In his model of successful social movements, the late Bill Moyer stresses that Stage 4 (Take-Off) is often immediately followed by Stage 5 (Perceptions of Failure). Why? Because, despite the tremendous outpouring of action and energy, movements at this stage usually have not translated this momentum into organized people power and the profound shift of public consciousness that change often will require. When success does not immediately follow, widespread feelings of failure and ineffectiveness often set in.
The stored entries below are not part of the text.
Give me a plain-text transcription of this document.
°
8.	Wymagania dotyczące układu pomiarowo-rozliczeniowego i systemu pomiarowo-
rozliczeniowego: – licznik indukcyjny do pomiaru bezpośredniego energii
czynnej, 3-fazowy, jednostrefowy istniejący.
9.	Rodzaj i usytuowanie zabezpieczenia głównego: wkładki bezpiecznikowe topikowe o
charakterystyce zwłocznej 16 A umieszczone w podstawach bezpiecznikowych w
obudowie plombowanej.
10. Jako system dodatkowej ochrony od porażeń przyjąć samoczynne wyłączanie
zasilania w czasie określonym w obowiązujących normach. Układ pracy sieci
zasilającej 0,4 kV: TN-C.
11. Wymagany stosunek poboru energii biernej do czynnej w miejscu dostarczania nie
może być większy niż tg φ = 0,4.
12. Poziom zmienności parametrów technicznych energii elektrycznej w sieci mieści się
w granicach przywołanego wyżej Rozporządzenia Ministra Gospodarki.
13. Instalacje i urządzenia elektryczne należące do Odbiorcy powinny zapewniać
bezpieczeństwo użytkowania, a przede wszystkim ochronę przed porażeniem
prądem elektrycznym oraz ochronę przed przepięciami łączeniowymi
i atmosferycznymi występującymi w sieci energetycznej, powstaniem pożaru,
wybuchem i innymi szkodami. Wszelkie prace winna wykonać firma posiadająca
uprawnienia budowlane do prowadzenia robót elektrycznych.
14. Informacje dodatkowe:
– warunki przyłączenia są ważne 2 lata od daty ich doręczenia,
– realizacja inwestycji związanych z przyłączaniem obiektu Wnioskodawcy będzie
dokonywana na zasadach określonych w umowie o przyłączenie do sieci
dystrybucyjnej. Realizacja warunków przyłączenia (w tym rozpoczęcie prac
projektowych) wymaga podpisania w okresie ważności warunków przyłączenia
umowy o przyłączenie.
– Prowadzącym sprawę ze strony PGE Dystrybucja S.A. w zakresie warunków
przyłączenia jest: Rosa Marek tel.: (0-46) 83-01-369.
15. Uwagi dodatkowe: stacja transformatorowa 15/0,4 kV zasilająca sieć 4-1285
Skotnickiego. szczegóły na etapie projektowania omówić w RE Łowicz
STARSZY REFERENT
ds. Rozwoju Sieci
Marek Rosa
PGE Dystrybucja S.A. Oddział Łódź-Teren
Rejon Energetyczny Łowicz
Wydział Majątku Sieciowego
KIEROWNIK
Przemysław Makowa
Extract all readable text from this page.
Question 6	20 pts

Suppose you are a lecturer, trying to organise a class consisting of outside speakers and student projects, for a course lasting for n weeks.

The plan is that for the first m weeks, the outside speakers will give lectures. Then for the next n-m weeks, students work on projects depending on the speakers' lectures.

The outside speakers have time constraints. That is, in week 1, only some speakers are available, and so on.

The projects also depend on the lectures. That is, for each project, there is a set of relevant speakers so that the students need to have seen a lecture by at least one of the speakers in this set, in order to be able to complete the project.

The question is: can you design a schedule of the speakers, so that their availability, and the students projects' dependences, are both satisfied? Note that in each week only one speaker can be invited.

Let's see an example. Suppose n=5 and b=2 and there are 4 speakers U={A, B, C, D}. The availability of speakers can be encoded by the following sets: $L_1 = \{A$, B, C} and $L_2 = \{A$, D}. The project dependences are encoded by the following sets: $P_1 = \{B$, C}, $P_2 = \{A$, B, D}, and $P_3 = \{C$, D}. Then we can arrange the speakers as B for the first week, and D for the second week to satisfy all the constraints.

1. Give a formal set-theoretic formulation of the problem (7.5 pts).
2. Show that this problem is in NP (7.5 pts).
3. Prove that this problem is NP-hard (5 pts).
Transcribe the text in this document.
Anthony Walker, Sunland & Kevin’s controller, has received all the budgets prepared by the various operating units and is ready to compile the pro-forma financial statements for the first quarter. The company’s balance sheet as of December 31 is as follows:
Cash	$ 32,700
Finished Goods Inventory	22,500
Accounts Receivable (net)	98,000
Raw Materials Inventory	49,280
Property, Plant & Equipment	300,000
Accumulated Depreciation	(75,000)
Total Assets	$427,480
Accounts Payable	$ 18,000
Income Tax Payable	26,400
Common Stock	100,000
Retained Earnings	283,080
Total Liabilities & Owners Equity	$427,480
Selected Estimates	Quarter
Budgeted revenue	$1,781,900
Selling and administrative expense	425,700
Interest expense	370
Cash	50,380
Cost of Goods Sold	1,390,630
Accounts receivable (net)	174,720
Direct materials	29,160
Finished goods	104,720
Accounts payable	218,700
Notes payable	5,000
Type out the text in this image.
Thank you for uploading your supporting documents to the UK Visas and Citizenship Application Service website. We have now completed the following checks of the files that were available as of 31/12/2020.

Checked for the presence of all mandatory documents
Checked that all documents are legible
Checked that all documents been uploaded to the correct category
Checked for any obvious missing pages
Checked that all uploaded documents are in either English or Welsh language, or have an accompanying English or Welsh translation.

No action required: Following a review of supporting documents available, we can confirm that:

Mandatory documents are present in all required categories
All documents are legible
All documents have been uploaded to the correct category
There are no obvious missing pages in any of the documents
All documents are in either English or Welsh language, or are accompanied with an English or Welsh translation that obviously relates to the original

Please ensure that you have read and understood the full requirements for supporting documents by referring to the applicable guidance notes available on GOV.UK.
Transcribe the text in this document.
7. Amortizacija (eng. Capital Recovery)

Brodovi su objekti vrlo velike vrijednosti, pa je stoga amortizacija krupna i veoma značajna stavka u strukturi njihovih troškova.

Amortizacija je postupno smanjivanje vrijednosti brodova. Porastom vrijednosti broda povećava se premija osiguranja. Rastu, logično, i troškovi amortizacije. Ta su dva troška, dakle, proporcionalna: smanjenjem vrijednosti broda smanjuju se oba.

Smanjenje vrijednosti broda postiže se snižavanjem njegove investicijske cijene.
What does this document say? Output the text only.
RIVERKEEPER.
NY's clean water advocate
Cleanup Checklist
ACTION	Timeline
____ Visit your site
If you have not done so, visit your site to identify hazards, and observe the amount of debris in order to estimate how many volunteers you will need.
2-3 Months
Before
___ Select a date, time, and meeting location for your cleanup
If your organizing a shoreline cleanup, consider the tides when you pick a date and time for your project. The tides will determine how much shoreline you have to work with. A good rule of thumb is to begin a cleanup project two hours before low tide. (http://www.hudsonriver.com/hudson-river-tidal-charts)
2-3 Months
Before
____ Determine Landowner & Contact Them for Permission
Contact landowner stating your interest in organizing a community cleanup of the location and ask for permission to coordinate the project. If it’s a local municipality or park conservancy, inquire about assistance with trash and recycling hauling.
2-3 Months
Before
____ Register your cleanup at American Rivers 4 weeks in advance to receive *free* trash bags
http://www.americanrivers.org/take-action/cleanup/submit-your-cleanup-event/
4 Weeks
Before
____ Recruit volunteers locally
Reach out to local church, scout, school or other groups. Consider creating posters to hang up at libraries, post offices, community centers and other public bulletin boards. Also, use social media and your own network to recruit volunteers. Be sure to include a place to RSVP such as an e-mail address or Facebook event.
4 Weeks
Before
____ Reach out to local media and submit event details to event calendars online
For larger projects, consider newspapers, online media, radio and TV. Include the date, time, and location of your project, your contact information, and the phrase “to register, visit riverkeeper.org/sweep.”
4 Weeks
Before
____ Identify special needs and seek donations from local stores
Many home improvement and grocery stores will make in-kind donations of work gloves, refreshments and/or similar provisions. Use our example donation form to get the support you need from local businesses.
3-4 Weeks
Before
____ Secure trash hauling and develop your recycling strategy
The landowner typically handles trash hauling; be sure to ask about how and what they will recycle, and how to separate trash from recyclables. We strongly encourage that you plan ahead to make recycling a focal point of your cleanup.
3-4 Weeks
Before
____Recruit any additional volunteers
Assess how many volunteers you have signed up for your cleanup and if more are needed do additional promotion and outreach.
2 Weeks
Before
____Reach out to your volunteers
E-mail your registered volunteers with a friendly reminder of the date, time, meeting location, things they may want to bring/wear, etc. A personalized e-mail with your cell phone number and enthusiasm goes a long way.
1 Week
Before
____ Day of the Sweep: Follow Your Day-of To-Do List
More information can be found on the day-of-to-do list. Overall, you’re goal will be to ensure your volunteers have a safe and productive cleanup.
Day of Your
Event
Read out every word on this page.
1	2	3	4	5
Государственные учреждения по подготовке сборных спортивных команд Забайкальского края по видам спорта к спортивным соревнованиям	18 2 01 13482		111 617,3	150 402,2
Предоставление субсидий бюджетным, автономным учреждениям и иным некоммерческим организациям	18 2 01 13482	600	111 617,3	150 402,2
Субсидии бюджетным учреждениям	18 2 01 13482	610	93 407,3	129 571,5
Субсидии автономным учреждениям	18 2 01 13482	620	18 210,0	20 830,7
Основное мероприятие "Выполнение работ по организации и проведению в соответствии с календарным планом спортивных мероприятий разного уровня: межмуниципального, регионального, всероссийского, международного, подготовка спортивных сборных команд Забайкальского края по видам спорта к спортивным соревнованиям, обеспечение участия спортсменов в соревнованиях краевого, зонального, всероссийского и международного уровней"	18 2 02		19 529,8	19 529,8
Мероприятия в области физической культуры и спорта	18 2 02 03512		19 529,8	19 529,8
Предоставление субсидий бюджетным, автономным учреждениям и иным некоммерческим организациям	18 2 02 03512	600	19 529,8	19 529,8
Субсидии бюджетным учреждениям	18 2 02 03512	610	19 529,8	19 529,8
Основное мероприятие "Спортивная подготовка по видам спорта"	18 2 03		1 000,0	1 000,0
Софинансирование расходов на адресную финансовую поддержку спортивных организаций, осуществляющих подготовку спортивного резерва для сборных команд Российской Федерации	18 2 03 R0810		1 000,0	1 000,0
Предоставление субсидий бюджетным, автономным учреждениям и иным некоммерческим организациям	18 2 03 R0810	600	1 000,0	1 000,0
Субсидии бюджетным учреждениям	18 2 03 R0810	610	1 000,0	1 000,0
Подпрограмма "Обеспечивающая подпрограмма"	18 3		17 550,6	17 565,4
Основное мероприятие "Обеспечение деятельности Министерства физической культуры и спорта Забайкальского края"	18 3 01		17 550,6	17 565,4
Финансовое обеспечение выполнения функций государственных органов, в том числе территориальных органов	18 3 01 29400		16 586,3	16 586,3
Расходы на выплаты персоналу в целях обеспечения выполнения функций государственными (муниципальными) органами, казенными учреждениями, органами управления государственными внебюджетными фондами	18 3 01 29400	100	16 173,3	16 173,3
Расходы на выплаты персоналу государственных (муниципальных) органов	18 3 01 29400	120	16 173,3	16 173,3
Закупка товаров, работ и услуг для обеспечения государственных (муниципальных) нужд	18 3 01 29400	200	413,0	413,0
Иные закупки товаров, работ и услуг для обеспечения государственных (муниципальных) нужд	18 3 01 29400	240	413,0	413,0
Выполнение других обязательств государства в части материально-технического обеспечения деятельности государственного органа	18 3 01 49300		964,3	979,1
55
The Feb. 15, 2003 mobilization is a textbook example of Stage 4. But with the start of the war, it immediately lost significant momentum. Some even saw it as the end of the movement. But for others, it was the beginning of the real work: the arduous task of methodically alerting, educating, winning and mobilizing the populace and thus generating people power for change. This, in fact, is what happened over the next decade — with mobilizations in Washington, large civil disobedience actions at the White House and Congress, determined organizing and innumerable actions and campaigns across the United States, and building infrastructure — for example, the nearly 1,500 groups that comprised United for Peace and Justice.
The United States would likely still be at full throttle in Iraq today if a people power movement hadn’t organized in successive waves over the past 10 years. While I believe that we could have changed the policy sooner with deeper and broader organizing — and perhaps more creative and enduring tactics: what if even one-tenth of us had anticipated Occupy by nearly a decade and had stayed put? — I also hold that we have much to gain from acknowledging the role that this grassroots people-power movement played in changing the policy at all.